Calibrating Forms for Minimal Graphs in Arbitrary Codimension
Chung-Jun Tsai, Mu-Tao Wang
Abstract
We introduce a new family of closed differential forms naturally associated with minimal graphical submanifolds in Euclidean space, defined in arbitrary codimension. For each minimal graph, we construct an explicit closed form whose restriction coincides with the induced volume form. These forms admit a geometric interpretation as pullbacks, via the Gauss map, of tautological differential forms on the Grassmannian. In contrast to most known calibrations, they are generally not parallel and do not arise from special holonomy or symmetry considerations. The calibration problem is thus reduced to estimating the pointwise comass of the constructed forms. We show that the comass bound can be characterized in terms of explicit inequalities involving the singular values of the defining map of the graph, formulated via its two-dilations and we identify precise conditions ensuring that the comass is at most one.
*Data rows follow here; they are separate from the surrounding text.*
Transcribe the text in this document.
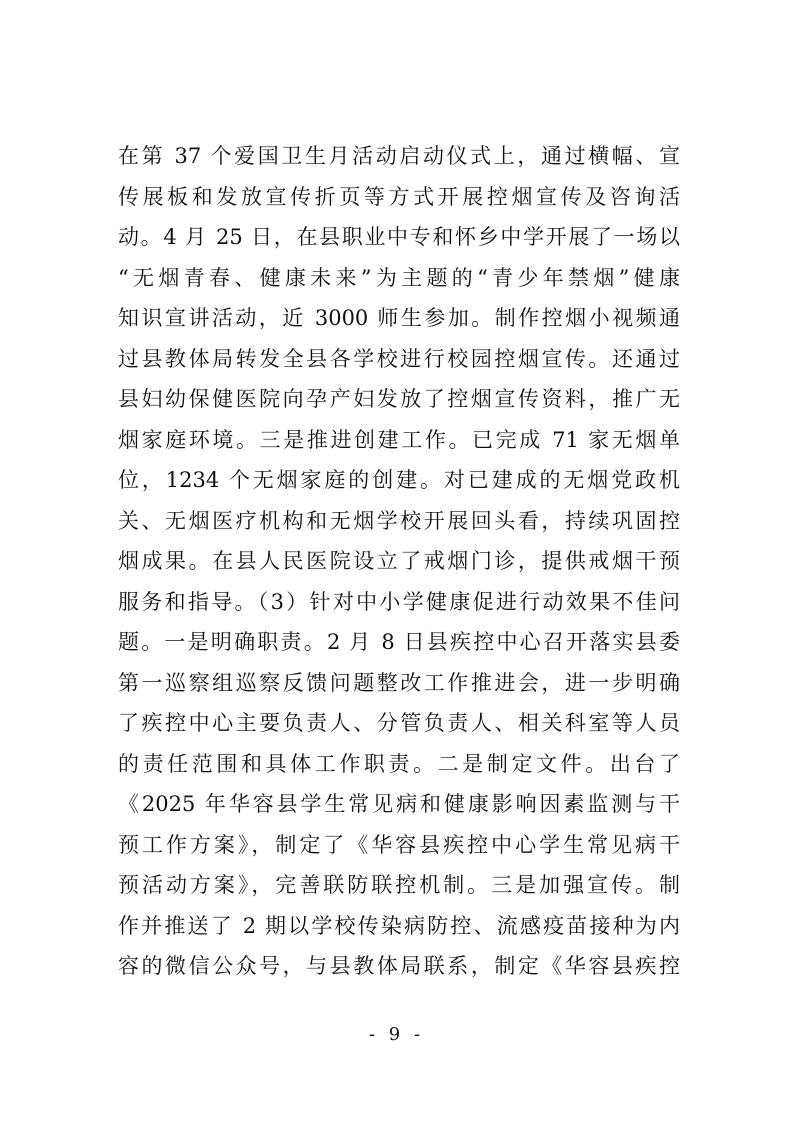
在第 37 个爱国卫生月活动启动仪式上，通过横幅、宣
传展板和发放宣传折页等方式开展控烟宣传及咨询活
动。4 月 25 日，在县职业中专和怀乡中学开展了一场以
“无烟青春、健康未来”为主题的“青少年禁烟”健康
知识宣讲活动，近 3000 师生参加。制作控烟小视频通
过县教体局转发全县各学校进行校园控烟宣传。还通过
县妇幼保健医院向孕产妇发放了控烟宣传资料，推广无
烟家庭环境。三是推进创建工作。已完成 71 家无烟单
位，1234 个无烟家庭的创建。对已建成的无烟党政机
关、无烟医疗机构和无烟学校开展回头看，持续巩固控
烟成果。在县人民医院设立了戒烟门诊，提供戒烟干预
服务和指导。（3）针对中小学健康促进行动效果不佳问
题。一是明确职责。2 月 8 日县疾控中心召开落实县委
第一巡察组巡察反馈问题整改工作推进会，进一步明确
了疾控中心主要负责人、分管负责人、相关科室等人员
的责任范围和具体工作职责。二是制定文件。出台了
《2025 年华容县学生常见病和健康影响因素监测与干
预工作方案》，制定了《华容县疾控中心学生常见病干
预活动方案》，完善联防联控机制。三是加强宣传。制
作并推送了 2 期以学校传染病防控、流感疫苗接种为内
容的微信公众号，与县教体局联系，制定《华容县疾控
- 9 -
As a consequence, any minimal graph satisfying these conditions is calibrated and hence area-minimizing. This yields a broad class of new calibrated minimal graphs, extending the classical codimension-one theory, and provides an effective criterion for determining precisely where a given minimal graph is area-minimizing. As an application of our construction, we confirm a conjecture of Lawson and Osserman under two-dilation conditions, in arbitrary codimesnion.